Provavelmente vai sair do clube no final do ano. O apelido? Peço desculpa, mas não sei. Chama-se Matías», insiste, quase constrangido.

A mágoa da ingratidão com o Benfica à mistura

Na despedida, mais seguro, o senhor Ernesto deixa alguns lamentos. O lamento de não falar com Lionel Messi «há mais de dez anos», por exemplo.

«Fui ao hotel onde estava a selecção antes do jogo com o Brasil. Mas só consegui falar com os pais dele. Gente humilde e simpática. No dia do jogo passou perto de mim e sorriu. É uma pena que os meninos esqueçam algumas coisas quando encontram o sucesso», esmorece o mentor do esquerdino mais famoso do mundo.

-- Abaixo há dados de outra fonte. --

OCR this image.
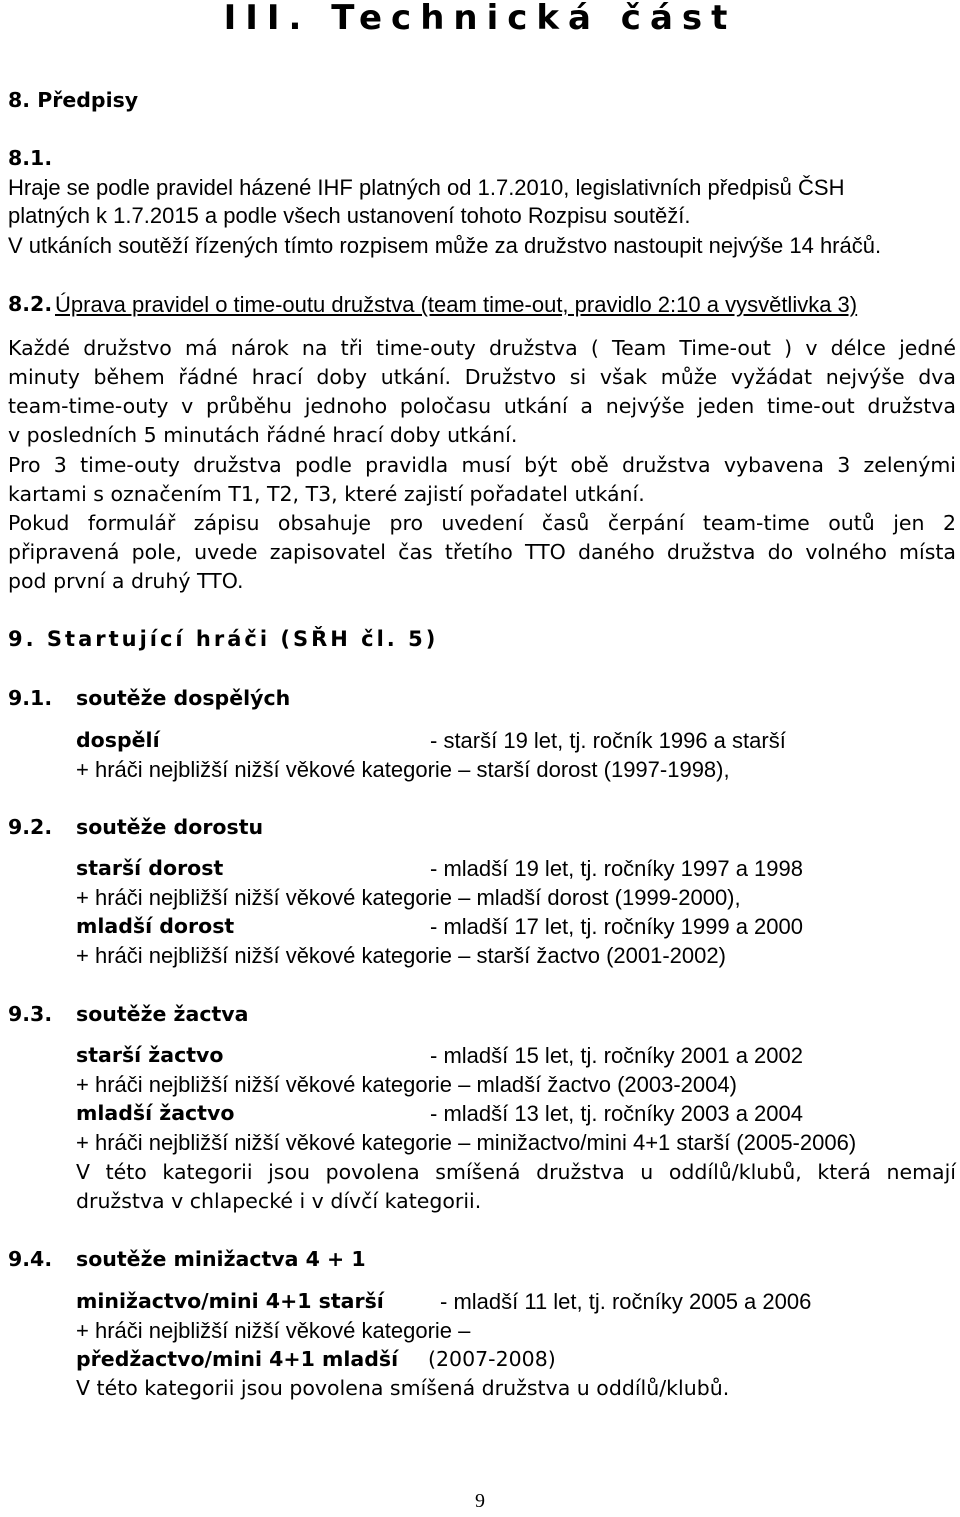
III. Technická část
8. Předpisy
8.1.
Hraje se podle pravidel házené IHF platných od 1.7.2010, legislativních předpisů ČSH
platných k 1.7.2015 a podle všech ustanovení tohoto Rozpisu soutěží.
V utkáních soutěží řízených tímto rozpisem může za družstvo nastoupit nejvýše 14 hráčů.
8.2. Úprava pravidel o time-outu družstva (team time-out, pravidlo 2:10 a vysvětlivka 3)
Každé družstvo má nárok na tři time-outy družstva ( Team Time-out ) v délce jedné
minuty během řádné hrací doby utkání. Družstvo si však může vyžádat nejvýše dva
team-time-outy v průběhu jednoho poločasu utkání a nejvýše jeden time-out družstva
v posledních 5 minutách řádné hrací doby utkání.
Pro 3 time-outy družstva podle pravidla musí být obě družstva vybavena 3 zelenými
kartami s označením T1, T2, T3, které zajistí pořadatel utkání.
Pokud formulář zápisu obsahuje pro uvedení časů čerpání team-time outů jen 2
připravená pole, uvede zapisovatel čas třetího TTO daného družstva do volného místa
pod první a druhý TTO.
9. Startující hráči (SŘH čl. 5)
9.1. soutěže dospělých
dospělí	- starší 19 let, tj. ročník 1996 a starší
+ hráči nejbližší nižší věkové kategorie – starší dorost (1997-1998),
9.2. soutěže dorostu
starší dorost	- mladší 19 let, tj. ročníky 1997 a 1998
+ hráči nejbližší nižší věkové kategorie – mladší dorost (1999-2000),
mladší dorost	- mladší 17 let, tj. ročníky 1999 a 2000
+ hráči nejbližší nižší věkové kategorie – starší žactvo (2001-2002)
9.3. soutěže žactva
starší žactvo	- mladší 15 let, tj. ročníky 2001 a 2002
+ hráči nejbližší nižší věkové kategorie – mladší žactvo (2003-2004)
mladší žactvo	- mladší 13 let, tj. ročníky 2003 a 2004
+ hráči nejbližší nižší věkové kategorie – minižactvo/mini 4+1 starší (2005-2006)
V této kategorii jsou povolena smíšená družstva u oddílů/klubů, která nemají
družstva v chlapecké i v dívčí kategorii.
9.4. soutěže minižactva 4 + 1
minižactvo/mini 4+1 starší	- mladší 11 let, tj. ročníky 2005 a 2006
+ hráči nejbližší nižší věkové kategorie –
předžactvo/mini 4+1 mladší (2007-2008)
V této kategorii jsou povolena smíšená družstva u oddílů/klubů.
9
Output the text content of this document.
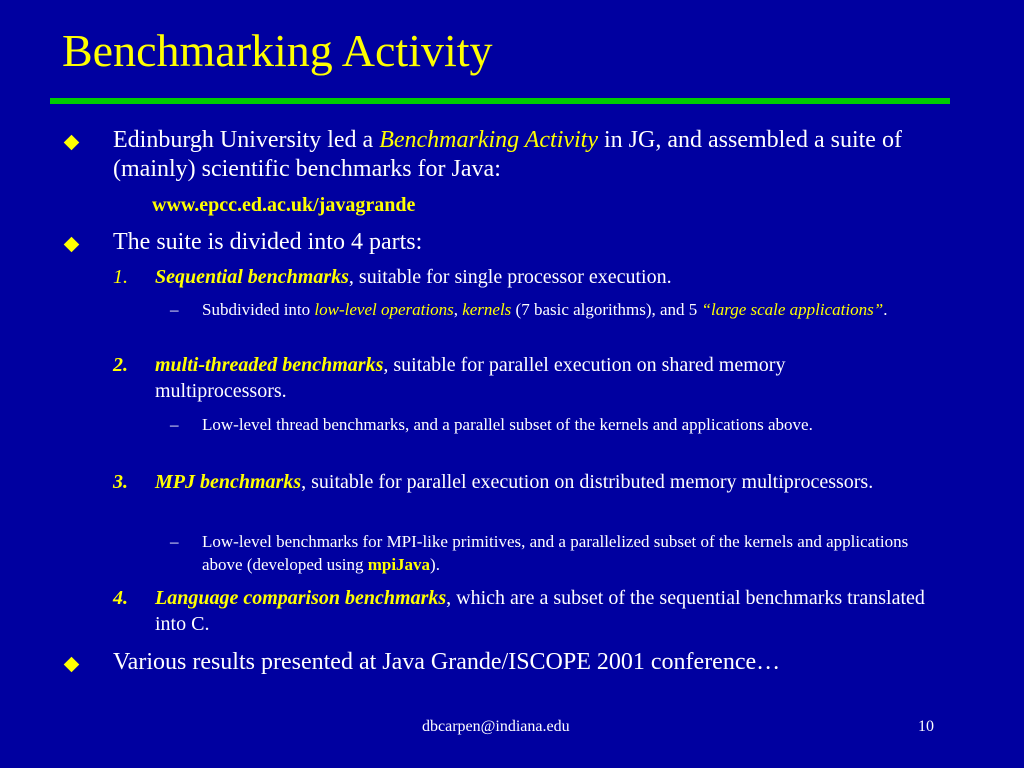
Benchmarking Activity
Edinburgh University led a Benchmarking Activity in JG, and assembled a suite of (mainly) scientific benchmarks for Java:
www.epcc.ed.ac.uk/javagrande
The suite is divided into 4 parts:
1. Sequential benchmarks, suitable for single processor execution.
– Subdivided into low-level operations, kernels (7 basic algorithms), and 5 “large scale applications”.
2. multi-threaded benchmarks, suitable for parallel execution on shared memory multiprocessors.
– Low-level thread benchmarks, and a parallel subset of the kernels and applications above.
3. MPJ benchmarks, suitable for parallel execution on distributed memory multiprocessors.
– Low-level benchmarks for MPI-like primitives, and a parallelized subset of the kernels and applications above (developed using mpiJava).
4. Language comparison benchmarks, which are a subset of the sequential benchmarks translated into C.
Various results presented at Java Grande/ISCOPE 2001 conference…
dbcarpen@indiana.edu	10
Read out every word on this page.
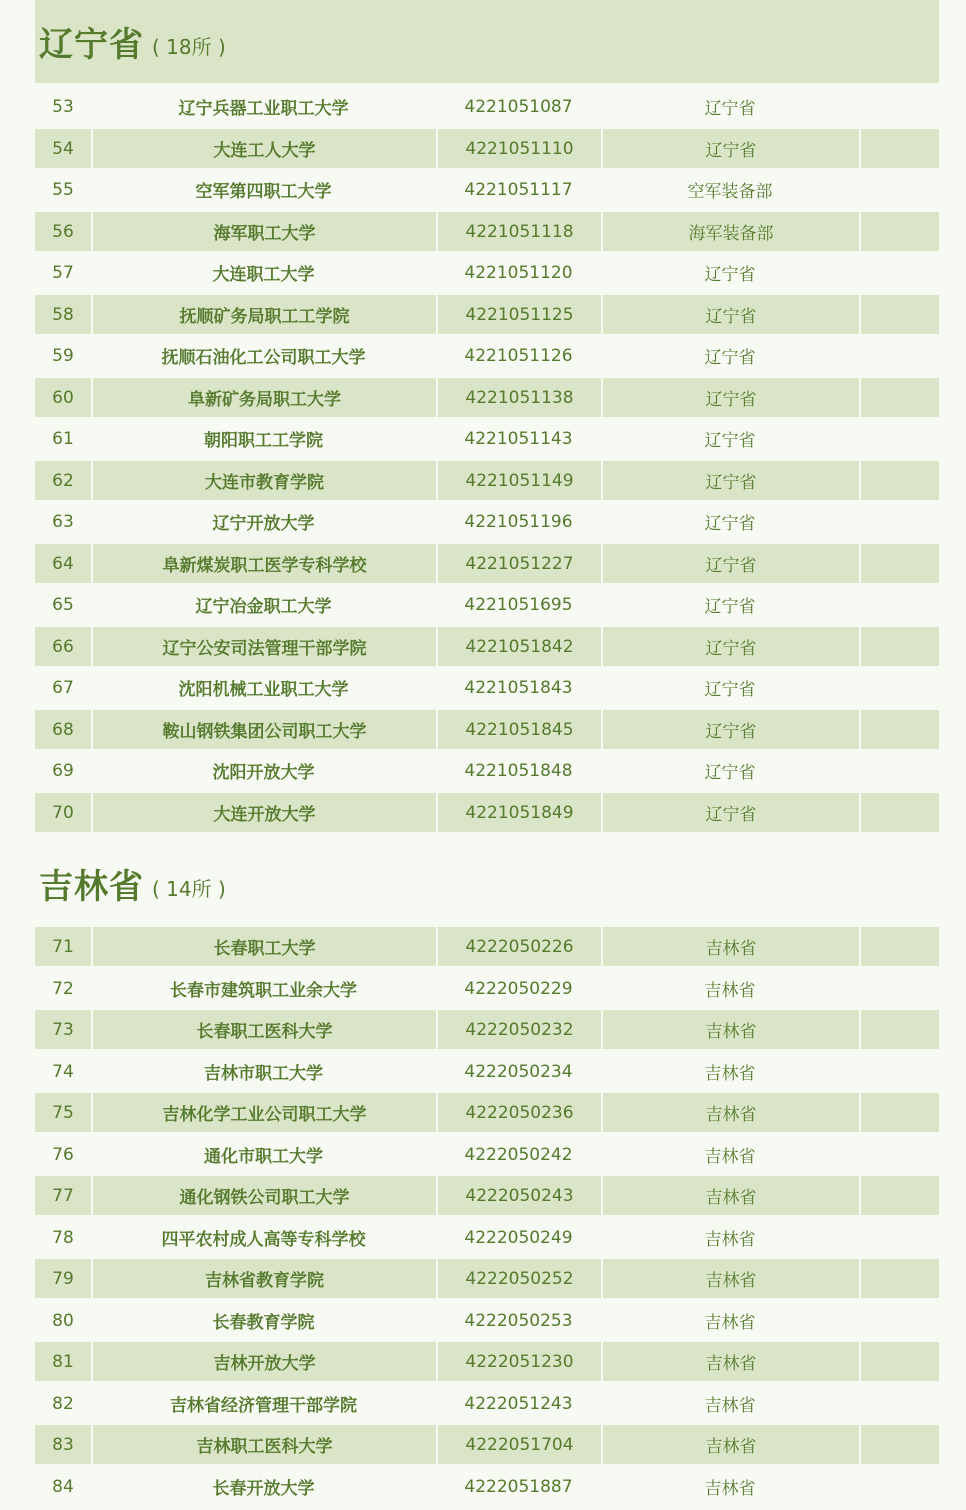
辽宁省 ( 18所 )
53	辽宁兵器工业职工大学	4221051087	辽宁省
54	大连工人大学	4221051110	辽宁省
55	空军第四职工大学	4221051117	空军装备部
56	海军职工大学	4221051118	海军装备部
57	大连职工大学	4221051120	辽宁省
58	抚顺矿务局职工工学院	4221051125	辽宁省
59	抚顺石油化工公司职工大学	4221051126	辽宁省
60	阜新矿务局职工大学	4221051138	辽宁省
61	朝阳职工工学院	4221051143	辽宁省
62	大连市教育学院	4221051149	辽宁省
63	辽宁开放大学	4221051196	辽宁省
64	阜新煤炭职工医学专科学校	4221051227	辽宁省
65	辽宁冶金职工大学	4221051695	辽宁省
66	辽宁公安司法管理干部学院	4221051842	辽宁省
67	沈阳机械工业职工大学	4221051843	辽宁省
68	鞍山钢铁集团公司职工大学	4221051845	辽宁省
69	沈阳开放大学	4221051848	辽宁省
70	大连开放大学	4221051849	辽宁省
吉林省 ( 14所 )
71	长春职工大学	4222050226	吉林省
72	长春市建筑职工业余大学	4222050229	吉林省
73	长春职工医科大学	4222050232	吉林省
74	吉林市职工大学	4222050234	吉林省
75	吉林化学工业公司职工大学	4222050236	吉林省
76	通化市职工大学	4222050242	吉林省
77	通化钢铁公司职工大学	4222050243	吉林省
78	四平农村成人高等专科学校	4222050249	吉林省
79	吉林省教育学院	4222050252	吉林省
80	长春教育学院	4222050253	吉林省
81	吉林开放大学	4222051230	吉林省
82	吉林省经济管理干部学院	4222051243	吉林省
83	吉林职工医科大学	4222051704	吉林省
84	长春开放大学	4222051887	吉林省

E não é que até o Benfica entra nesta onda de mágoa? «Em 2006 ele lesionou-se e não jogou contra o Benfica na Liga dos Campeões. Disseram-me que estava em Rosario e fui a casa dele, uma verdadeira fortaleza, matar saudades.

Disseram-me que não estava, mas é mentira. Vi-o ao longe a assistir televisão. Enfim, deve ter medo que eu lhe peça alguma coisa. O dinheiro muda um pouco as pessoas.»